Analysts with the U.S. Postal Inspection Service have been going through Americans’ social media posts to track political protests as part of its Internet Covert Operations Program, known as iCOP. The news prompted more than two dozen Republican lawmakers to demand that the USPS provide information on the program.

[People gather at the unveiling of artist Kenny Altidor’s memorial portrait of George Floyd – who died 25 May in Minneapolis with police officer Derek Chauvin kneeling on his neck for nearly nine minutes – painted on a storefront sidewall of CTown Supermarket on July 13, 2020 in Brooklyn, New York. Photo by ANGELA WEISS/AFP via Getty Images]
At a Wednesday briefing before the House Oversight Committee, Chief Postal Inspector Gary Barksdale began his testimony with a dramatic video of a mail truck engulfed in flames during the protests that erupted in Minnesota after Floyd’s death. The footage was intended to illustrate why iCOP resources were dedicated to tracking protests on social media, according to a GOP aide.

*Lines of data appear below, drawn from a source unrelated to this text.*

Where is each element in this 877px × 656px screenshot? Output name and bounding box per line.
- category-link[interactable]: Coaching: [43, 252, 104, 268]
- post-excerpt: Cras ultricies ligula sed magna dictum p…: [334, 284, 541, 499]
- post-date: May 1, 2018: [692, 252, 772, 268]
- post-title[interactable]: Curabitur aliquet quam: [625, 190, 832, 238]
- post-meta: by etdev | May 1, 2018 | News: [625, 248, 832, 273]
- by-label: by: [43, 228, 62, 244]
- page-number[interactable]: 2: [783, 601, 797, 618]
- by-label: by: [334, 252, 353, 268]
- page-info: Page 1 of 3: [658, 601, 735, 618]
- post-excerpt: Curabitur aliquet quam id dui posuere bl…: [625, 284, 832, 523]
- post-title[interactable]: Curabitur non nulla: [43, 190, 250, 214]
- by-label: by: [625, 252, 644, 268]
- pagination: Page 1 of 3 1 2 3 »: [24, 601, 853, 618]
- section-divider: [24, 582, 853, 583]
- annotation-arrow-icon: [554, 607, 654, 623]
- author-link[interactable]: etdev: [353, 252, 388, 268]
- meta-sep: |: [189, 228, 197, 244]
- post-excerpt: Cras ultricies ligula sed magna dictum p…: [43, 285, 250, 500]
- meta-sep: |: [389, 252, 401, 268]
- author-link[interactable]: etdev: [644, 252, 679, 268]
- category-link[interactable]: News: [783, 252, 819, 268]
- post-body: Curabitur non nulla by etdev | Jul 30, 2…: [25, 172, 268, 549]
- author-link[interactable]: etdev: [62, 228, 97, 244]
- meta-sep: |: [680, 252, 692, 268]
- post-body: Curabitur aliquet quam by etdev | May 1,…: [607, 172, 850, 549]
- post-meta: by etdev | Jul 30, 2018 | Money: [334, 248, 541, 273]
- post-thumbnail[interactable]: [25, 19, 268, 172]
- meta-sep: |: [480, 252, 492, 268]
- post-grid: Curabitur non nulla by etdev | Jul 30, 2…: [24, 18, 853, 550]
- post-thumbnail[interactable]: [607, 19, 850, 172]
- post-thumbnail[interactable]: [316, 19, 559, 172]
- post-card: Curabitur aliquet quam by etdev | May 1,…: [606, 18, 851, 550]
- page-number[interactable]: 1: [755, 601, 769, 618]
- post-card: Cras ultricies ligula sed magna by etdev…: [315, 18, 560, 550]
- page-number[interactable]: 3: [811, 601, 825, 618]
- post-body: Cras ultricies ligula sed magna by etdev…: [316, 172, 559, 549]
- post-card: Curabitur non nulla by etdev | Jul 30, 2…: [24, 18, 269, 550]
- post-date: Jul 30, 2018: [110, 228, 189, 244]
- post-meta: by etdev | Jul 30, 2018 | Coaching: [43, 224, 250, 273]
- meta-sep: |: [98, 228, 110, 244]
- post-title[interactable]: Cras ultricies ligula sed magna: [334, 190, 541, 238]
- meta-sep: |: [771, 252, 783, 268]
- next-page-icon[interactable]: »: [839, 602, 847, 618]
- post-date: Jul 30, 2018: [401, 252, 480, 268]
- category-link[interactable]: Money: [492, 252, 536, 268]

Barksdale told the committee that iCOP began in 2017 under the Trump administration to investigate potential crimes, such as drug and firearms trafficking transported by the mail system, but then moved into monitoring protests last spring because of the potential threat to Postal Service workers and buildings. An increase in threats against Postmaster General Louis DeJoy was also a factor in iCOP’s continued focus on monitoring protests, according to a GOP aide who attended the briefing.

WASHINGTON, DC – AUGUST 24: U.S. Postal Service Postmaster General Louis DeJoy testifies during a hearing before the House Oversight and Reform Committee on August 24, 2020 on Capitol Hill in Washington, DC. The committee is holding a hearing on “Protecting the Timely Delivery of Mail, Medicine, and Mail-in Ballots.” (Photo by Tom Williams-Pool/Getty Images)

Concerns about the USPS’s social media surveillance come amid a series of controversies surrounding the Postal Service. During the 2020 presidential campaign, Democrats accused DeJoy, who was appointed by Donald Trump, of removing mailboxes and sorting machines to influence the November election, which had a record number of mail-in ballots.

Yet now it’s Republicans leading the charge against the USPS, after it emerged that iCOP was monitoring right-wing social media accounts following the Jan. 6 riot at the Capitol. It’s unclear if the news that the program was also tracking protests related to Black Lives Matter will prompt Democratic lawmakers, who have so far been silent about the program, to join their GOP colleagues in asking for more answers.

Legislators were also told that iCOP analysts use keyword searches in social media to identify any potential threats, such as rioting or looting. It also appears that DeJoy was personally involved in the program’s shift toward social media surveillance. A GOP aide said that after DeJoy was appointed postmaster general in 2020, he reallocated some of the eight-person iCOP team, currently staffed with only five analysts, to focus on protesters.